Support for multi site clustering: Today, HA for sessions implies copies maintained on 2 or more servers that are part of the same cluster. If the entire cluster were to fail or becomes unreachable (say a network split occurs) your applications is likely going to fail over to some DR cluster but without access to the sessions. Wouldn't it be nice if your session state survives such failure conditions?  With Gemfire, you can configure the session state to be replicated over what we call "WAN gateways"(See section "multi site setup") to your DR cluster. The replication is asynchronous with support for batching and conflation.


Sessions are getting increasingly obese and may never die: Session state often reference personalization information - things like preferences, past transactions and even things like past chat sessions with customer support. Traditionally, all this data was only managed in the RDB and fetched every single time the user logs in - one of the main causes of database overload. Increasingly, I see sessions that range in size from a few KB to several MB each. These are represented by convoluted object graphs and when changes occur, they represent only a minuscule fraction of the entire session state. Managing complex, constantly changing and ever growing session state requires special consideration:
  1. when sessions change the session replication layer needs to be smart about only replicating the changes and not the entire session every single time. 
  2. User Sessions may come and go but the associated state may last forever. This implies you cannot maintain everything in memory. You need to offload to disk as well as a super efficient mechanism to persist the state to disk across the cluster. This persistence mechanism cannot be expensive and shouldn't require administration overhead like with common RDBs.
With GemFire, when sessions are updated only updated attributes are sent over the wire - to servers and replicas. Session state can overflow to disks across the cluster and can even be made persistent. The state will recover in parallel even if the entire cluster were to be restarted.

Burst into the cloud: There is increasing interest in the ability to go beyond what the cluster can handle when the load threshold is too great. Ideally, applications can burst into the "cloud" – most likely a private cloud that supports on-demand provisioning of resources using virtualization. Bursting, basically, means new Tomcat instances would get sparked on demand in some remote data center. This may also mean migrating users to the new cluster. Now, wouldn't it be nice if the session state were to magically appear or be accessible from the primary cluster?
Alright! in reality, magic is just an illusion. Nothing happens magically in GemFire. Let me spare you a long narration. With GemFire, one can achieve this by configuring WAN gateways to potential remote clusters. If and when a remote "cloud" cluster were to be launched, the sessions will automatically land up getting replicated.

Sessions span heterogeneous apps: Session state published by one clustered application may need to be accessible by other distributed applications.
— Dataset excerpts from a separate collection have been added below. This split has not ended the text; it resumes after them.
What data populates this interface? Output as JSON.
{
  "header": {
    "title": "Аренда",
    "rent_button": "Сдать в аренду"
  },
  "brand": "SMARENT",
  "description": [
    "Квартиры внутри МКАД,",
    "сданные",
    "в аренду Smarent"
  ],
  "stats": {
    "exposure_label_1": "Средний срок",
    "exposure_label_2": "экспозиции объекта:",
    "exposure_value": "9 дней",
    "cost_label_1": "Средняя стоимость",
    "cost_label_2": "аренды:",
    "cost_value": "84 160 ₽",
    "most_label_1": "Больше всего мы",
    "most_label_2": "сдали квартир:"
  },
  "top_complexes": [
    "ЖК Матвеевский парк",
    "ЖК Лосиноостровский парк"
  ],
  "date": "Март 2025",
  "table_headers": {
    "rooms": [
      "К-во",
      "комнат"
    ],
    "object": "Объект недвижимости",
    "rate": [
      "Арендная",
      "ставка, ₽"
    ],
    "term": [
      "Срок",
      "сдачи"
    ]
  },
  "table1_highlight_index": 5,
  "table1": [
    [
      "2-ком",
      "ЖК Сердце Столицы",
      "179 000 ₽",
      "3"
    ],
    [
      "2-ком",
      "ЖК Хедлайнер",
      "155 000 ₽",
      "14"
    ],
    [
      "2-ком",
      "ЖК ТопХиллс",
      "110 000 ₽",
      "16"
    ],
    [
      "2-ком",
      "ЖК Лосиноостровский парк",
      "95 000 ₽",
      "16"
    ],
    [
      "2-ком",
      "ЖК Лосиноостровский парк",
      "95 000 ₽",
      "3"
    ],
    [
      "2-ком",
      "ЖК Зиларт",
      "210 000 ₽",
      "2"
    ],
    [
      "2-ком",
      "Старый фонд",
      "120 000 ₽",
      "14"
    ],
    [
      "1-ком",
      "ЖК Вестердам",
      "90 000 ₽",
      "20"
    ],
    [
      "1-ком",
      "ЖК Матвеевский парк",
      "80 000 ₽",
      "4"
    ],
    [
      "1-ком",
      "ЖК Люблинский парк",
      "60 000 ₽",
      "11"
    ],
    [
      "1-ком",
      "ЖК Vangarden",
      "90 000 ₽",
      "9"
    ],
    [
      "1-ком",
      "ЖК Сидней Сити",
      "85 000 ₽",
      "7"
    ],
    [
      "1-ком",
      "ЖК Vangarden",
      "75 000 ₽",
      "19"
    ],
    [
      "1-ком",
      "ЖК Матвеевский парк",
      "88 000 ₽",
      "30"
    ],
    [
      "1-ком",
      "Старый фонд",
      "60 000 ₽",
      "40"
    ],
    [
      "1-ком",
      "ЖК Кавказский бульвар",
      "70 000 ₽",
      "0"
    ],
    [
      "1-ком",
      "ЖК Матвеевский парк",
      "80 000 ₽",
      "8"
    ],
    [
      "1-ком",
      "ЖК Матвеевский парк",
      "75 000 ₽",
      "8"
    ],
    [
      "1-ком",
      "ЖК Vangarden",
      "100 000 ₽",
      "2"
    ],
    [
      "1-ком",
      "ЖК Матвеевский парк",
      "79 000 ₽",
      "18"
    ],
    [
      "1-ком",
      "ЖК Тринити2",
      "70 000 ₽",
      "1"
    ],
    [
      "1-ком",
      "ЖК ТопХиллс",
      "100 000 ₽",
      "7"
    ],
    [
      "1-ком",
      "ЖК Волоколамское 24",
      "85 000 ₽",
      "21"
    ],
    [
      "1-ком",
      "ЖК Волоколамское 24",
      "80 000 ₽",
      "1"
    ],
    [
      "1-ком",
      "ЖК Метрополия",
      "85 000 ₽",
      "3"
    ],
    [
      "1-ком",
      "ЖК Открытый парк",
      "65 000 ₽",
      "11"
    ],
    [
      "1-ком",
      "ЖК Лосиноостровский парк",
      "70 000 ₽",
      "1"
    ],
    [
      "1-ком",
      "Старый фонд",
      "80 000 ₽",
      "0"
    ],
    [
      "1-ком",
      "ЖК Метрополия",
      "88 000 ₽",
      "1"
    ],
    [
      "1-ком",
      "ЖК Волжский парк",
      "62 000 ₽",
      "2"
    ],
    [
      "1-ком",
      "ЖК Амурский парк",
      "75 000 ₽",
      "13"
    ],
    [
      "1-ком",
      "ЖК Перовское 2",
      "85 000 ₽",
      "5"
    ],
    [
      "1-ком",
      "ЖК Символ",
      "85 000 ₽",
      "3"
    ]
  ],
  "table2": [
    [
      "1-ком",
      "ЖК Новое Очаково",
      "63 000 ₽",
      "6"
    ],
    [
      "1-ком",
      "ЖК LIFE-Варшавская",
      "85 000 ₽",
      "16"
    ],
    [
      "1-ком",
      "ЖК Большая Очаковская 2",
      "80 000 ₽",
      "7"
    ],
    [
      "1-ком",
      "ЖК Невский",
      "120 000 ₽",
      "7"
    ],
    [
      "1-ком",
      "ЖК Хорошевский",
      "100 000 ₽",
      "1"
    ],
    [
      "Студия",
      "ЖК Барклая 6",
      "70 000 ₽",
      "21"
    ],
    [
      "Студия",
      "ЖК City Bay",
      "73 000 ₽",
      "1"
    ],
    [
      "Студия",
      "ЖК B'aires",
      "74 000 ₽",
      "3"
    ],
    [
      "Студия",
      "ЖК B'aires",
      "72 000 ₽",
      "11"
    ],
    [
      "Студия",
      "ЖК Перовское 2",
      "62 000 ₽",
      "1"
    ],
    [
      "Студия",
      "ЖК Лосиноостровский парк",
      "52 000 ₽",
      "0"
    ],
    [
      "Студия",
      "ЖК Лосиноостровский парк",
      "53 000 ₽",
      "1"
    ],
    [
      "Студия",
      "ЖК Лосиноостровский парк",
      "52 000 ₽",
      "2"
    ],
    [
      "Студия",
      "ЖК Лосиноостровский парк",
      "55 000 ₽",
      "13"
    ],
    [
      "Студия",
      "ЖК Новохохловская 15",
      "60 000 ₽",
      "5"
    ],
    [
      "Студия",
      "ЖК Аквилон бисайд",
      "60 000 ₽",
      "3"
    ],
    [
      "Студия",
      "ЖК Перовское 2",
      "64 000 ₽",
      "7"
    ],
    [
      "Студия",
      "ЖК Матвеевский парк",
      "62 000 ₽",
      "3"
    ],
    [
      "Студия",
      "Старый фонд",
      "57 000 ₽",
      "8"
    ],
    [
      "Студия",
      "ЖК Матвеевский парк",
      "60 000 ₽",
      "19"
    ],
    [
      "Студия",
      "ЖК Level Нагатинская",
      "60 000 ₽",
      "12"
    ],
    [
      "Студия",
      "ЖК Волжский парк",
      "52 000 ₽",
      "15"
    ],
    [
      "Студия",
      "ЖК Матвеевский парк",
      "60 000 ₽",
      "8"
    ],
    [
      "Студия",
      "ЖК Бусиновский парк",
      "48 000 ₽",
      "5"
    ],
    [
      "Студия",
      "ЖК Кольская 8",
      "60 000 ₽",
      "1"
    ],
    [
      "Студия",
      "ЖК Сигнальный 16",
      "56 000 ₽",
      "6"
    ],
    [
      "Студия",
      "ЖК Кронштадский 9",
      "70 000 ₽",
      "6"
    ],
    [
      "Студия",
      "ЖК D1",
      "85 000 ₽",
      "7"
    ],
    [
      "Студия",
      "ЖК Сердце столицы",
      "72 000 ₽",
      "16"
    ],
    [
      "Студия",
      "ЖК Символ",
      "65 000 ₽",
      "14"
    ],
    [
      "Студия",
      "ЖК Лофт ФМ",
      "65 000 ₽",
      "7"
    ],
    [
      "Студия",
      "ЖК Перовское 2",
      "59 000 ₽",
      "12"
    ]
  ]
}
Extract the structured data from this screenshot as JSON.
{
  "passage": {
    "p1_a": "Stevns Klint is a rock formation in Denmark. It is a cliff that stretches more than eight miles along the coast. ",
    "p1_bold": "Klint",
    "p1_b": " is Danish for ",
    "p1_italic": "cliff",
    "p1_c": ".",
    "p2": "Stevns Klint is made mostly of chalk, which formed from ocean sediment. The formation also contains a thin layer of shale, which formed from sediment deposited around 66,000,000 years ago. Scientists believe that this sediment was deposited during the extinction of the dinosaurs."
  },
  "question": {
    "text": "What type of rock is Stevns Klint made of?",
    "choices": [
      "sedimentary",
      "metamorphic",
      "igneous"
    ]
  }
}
These applications won't necessarily be deployed as part of the same application server cluster. You need session state that can outlast your application or your cluster, with a storage format such that it is accessible from other languages. Though we don't support pluggable session management for other languages like .NET(yet), the application developer can still use GemFire native serialization and access the session state from other environments like C# and C++. We intend to support seamless session access across many environments in the future.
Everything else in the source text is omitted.